When Chandra was a girl, she lived in a char (riverine island) so remote that she did not have any access to education. In her village there were no schools, or even opportunities to learn in an informal setting. She lived most of her life without even knowing how to write her own address
It was not until Chandra was 40 years old that she had an opportunity to learn, and she was eager to take advantage of it. When Friendship’s education program was implemented in her char, she did not hesitate to get involved. She applied for and was admitted into a course at the Friendship Adult Literacy Center. After eight months of study and practice, this previously illiterate woman had graduated with basic skills in reading, writing and numeracy.
Empowered with these new skills, Chandra was inspired to become an entrepreneur. She discussed the idea with her husband, and together they made a plan to gather funds and open a local convenience store in their village. Today, Chandra runs the store, selling snacks, supplies, and household staples like eggs and oil. She also manages the accounts for the business.
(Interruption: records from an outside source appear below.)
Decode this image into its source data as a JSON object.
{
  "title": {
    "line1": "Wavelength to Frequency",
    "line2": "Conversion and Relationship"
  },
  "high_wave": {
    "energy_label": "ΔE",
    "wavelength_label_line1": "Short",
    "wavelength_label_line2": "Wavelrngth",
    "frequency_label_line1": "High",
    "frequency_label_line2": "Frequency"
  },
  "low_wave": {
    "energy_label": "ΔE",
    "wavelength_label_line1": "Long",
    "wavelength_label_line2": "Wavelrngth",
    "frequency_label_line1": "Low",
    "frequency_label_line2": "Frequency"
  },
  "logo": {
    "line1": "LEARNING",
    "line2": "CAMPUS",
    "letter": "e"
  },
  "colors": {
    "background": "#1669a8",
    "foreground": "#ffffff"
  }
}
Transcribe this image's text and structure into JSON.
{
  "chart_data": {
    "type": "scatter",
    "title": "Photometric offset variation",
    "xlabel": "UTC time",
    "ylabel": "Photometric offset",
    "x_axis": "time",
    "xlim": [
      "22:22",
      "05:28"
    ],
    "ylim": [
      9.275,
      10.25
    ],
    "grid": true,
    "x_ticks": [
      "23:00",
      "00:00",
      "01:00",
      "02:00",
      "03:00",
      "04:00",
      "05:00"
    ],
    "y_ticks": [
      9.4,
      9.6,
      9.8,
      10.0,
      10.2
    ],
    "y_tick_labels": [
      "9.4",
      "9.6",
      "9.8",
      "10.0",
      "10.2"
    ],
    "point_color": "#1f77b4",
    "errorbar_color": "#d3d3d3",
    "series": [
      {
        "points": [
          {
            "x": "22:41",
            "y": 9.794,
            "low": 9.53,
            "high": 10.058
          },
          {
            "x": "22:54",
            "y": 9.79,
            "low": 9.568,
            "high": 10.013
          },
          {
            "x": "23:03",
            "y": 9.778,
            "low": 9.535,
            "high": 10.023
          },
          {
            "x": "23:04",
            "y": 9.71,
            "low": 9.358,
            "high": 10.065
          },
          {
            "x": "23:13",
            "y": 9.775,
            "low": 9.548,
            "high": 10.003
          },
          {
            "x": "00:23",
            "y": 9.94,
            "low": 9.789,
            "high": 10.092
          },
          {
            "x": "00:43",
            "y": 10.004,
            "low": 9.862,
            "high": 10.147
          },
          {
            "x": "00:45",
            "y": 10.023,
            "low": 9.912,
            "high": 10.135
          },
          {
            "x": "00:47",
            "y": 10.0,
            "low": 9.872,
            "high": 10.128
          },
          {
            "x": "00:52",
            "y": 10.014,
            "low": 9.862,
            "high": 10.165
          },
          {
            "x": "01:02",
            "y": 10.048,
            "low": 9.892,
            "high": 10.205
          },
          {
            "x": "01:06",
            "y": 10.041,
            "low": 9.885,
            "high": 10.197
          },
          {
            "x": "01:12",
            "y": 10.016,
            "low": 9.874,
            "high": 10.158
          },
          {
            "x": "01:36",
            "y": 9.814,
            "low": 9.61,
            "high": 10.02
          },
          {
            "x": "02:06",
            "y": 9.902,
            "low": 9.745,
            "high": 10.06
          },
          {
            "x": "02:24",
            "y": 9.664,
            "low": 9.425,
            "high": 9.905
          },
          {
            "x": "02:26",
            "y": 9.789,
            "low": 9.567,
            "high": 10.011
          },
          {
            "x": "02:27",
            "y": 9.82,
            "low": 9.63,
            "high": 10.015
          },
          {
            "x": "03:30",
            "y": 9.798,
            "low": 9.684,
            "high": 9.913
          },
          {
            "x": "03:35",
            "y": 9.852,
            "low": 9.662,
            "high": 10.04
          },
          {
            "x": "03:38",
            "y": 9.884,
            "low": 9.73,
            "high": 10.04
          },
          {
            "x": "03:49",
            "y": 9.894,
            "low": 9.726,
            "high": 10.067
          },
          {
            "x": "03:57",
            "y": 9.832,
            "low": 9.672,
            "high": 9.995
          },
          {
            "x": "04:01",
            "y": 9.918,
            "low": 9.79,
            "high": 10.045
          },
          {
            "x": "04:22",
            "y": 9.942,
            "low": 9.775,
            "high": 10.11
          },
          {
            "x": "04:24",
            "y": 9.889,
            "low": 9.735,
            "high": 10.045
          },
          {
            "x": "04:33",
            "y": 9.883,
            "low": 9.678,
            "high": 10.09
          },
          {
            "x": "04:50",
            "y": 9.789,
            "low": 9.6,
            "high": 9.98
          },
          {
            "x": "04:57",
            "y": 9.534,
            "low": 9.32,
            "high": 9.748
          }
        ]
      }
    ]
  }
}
This one woman’s courage to begin her education as an adult has improved the lives of herself and her family. When she was afforded the opportunity, she eagerly acquired new skills. Her perseverance enabled her to then use her education to propel her career. Her business brings in extra income for her family. The added income means less stress for the family, and because of that they are much happier and better off. Chandra can proudly take responsibility for having such a positive impact on her family’s lives, and for being a role model for other women who want to do the same for their families.